There is a kettle that is thrown across a room, the spout of which catches the corner of the man’s right eye, slashing and bruising as the contents pour everywhere on its downward journey. Mayhem and terror – pillage of the soul. The child, now an adult, catches a rare glimpse of the sickness within – and wonders – “Still?”

Domestic abuse – the macabre dance deftly performed on the tightrope of trauma bonds – of fear, guilt and control. Two people meet – attach and take their place on the stage – and the show begins – the past is repeated in front of the innocent spectators – prisoners of circumstance. And for the show to go on, realities are denied, history is rewritten, and atrocities are justified and lauded – in the name of love. And at the end – what is there? A marriage whose shell may glisten with every manifestation of success but within is nothing but a sham, a farce – a melodramatic comedy. And nobody knows the truth – ever – but the dancers.
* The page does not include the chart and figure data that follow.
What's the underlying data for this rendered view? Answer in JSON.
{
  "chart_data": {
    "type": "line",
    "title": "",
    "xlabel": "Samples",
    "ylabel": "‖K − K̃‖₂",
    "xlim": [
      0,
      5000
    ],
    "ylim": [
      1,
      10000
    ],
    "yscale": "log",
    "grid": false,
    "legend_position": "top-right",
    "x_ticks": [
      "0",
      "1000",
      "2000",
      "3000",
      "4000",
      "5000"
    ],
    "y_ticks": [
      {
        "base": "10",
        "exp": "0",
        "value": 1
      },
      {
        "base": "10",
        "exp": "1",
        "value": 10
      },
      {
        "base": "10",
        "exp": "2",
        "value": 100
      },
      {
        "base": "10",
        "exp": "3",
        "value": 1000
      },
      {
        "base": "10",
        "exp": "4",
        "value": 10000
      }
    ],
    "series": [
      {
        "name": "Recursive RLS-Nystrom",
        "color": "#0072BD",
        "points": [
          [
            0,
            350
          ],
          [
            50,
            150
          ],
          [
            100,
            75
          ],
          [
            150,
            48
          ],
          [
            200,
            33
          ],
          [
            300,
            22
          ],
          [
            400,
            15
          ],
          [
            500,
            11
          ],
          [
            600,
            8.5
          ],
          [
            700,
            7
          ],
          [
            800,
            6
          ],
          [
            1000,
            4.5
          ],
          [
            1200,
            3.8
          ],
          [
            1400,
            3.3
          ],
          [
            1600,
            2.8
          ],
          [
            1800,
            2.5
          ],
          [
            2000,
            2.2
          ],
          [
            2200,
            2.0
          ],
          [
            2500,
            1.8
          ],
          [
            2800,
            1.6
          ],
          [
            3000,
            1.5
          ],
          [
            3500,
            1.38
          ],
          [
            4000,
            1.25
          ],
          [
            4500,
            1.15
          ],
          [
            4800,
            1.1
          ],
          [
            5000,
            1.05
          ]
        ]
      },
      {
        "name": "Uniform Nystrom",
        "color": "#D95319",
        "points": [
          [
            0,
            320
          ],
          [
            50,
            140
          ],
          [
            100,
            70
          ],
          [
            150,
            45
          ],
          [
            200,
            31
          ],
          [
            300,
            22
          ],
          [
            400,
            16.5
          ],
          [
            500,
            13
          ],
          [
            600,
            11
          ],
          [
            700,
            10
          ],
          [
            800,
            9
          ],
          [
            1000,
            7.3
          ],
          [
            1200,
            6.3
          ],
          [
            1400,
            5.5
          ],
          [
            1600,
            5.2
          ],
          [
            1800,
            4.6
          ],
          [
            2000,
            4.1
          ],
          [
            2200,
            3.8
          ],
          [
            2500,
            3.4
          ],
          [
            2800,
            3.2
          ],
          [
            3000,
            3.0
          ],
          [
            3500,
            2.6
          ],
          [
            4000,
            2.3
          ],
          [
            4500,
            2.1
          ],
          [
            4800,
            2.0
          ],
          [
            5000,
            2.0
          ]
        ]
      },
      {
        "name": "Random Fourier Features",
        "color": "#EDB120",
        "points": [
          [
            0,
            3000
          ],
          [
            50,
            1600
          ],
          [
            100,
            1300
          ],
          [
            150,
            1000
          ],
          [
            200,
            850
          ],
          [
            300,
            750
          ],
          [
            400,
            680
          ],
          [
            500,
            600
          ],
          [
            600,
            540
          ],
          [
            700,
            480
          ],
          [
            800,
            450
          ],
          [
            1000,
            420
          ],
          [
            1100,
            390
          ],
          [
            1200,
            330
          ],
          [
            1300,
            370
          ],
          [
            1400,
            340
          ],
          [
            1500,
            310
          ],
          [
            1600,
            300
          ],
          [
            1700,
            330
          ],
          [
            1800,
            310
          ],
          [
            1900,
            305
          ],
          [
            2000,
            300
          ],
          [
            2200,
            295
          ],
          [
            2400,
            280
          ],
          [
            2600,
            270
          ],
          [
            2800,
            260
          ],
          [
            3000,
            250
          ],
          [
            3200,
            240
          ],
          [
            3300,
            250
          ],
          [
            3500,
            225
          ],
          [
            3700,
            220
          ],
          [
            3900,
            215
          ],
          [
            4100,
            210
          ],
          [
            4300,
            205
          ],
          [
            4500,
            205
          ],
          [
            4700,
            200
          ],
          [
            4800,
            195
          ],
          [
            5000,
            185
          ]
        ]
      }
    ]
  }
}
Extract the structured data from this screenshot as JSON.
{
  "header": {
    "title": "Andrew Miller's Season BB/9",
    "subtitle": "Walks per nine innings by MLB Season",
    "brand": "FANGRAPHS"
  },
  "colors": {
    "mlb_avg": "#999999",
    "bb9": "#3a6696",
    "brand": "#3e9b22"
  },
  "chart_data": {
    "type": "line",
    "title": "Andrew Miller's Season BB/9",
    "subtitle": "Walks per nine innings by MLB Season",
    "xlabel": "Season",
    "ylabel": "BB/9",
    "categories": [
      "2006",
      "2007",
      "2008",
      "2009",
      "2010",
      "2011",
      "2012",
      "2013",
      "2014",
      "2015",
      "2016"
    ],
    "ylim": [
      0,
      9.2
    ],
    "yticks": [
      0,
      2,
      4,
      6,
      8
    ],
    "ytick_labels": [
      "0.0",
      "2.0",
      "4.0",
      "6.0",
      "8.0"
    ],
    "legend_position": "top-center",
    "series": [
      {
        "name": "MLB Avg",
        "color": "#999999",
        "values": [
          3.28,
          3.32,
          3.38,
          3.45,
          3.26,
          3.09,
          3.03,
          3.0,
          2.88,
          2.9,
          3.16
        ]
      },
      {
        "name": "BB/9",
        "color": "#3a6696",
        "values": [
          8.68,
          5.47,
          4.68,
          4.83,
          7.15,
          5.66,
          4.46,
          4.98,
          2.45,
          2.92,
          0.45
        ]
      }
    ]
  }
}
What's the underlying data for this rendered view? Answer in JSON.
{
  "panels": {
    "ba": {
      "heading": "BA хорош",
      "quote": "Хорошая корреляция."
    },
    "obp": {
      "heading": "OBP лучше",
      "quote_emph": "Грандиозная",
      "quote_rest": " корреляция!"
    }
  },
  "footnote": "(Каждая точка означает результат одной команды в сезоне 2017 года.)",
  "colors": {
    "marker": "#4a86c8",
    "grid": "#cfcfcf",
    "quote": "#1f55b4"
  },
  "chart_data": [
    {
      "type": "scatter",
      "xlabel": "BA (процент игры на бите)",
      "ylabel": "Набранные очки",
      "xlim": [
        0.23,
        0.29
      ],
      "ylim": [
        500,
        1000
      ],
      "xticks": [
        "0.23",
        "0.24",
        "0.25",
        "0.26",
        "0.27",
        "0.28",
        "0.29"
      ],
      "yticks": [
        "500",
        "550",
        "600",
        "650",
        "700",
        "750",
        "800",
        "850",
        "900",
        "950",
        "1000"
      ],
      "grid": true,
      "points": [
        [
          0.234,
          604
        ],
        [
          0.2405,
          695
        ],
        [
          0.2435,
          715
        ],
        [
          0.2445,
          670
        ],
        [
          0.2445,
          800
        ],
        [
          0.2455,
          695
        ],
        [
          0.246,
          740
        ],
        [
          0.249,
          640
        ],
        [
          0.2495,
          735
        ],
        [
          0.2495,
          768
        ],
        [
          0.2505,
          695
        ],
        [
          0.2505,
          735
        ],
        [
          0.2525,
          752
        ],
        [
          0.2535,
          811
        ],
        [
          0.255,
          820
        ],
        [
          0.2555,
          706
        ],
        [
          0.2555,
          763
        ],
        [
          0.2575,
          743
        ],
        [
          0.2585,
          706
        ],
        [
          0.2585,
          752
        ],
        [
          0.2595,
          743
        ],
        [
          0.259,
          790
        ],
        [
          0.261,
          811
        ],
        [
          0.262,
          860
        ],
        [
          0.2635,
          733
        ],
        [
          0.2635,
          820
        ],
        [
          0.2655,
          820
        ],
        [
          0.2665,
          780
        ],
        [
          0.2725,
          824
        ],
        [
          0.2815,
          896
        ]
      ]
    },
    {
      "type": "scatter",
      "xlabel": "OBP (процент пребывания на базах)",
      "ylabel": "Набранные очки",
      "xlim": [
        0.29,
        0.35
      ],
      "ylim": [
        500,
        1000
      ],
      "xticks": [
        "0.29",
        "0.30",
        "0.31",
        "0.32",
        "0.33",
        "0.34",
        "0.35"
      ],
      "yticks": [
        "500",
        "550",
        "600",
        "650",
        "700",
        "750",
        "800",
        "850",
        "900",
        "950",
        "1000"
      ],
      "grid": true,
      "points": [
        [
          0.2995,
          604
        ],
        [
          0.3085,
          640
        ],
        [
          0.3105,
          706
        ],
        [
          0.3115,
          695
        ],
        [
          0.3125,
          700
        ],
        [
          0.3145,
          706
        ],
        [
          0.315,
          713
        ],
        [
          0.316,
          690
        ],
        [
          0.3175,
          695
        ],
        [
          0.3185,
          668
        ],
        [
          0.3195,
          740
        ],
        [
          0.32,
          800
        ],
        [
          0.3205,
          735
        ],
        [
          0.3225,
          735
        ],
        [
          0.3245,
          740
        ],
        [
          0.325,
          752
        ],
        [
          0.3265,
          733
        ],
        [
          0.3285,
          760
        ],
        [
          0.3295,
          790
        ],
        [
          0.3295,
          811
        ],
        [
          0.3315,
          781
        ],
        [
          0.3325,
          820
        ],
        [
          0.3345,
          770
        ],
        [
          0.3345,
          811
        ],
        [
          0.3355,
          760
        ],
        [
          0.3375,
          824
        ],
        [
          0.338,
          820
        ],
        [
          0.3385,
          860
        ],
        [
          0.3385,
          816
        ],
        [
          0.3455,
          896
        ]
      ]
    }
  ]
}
I remember the old woman now long gone – the warmth of her embrace, the soft kisses, the lullaby, the shivers and her words. She holds my hand momentarily as I walk out of the courthouse. The tears can wait – for now there is relief. The cycle is broken – the dance is no more. I take heart, look to the heavens and greet the next chapter of life – flying solo.


You might have told me love was not enough

You might have lied and told me that it was,

The gilded cage and the holy three

Don’t tell the truth as far as I can see*


Glossary of Persian Terms

Ab-e-roo Dignity
My beloved
Cheekar daree mikoni?
What are you doing?
Prostitute, Slut
Pimp (male or female)
Pedareto dar miaram
I will do you in.
Pesare man? Hargez
My son? Never.
Tooleh-at ro bardar gom sho boro:
Take your runt and get lost.


* The refrain lyrics from “The Gilded Cage” by Jonatha Brooke.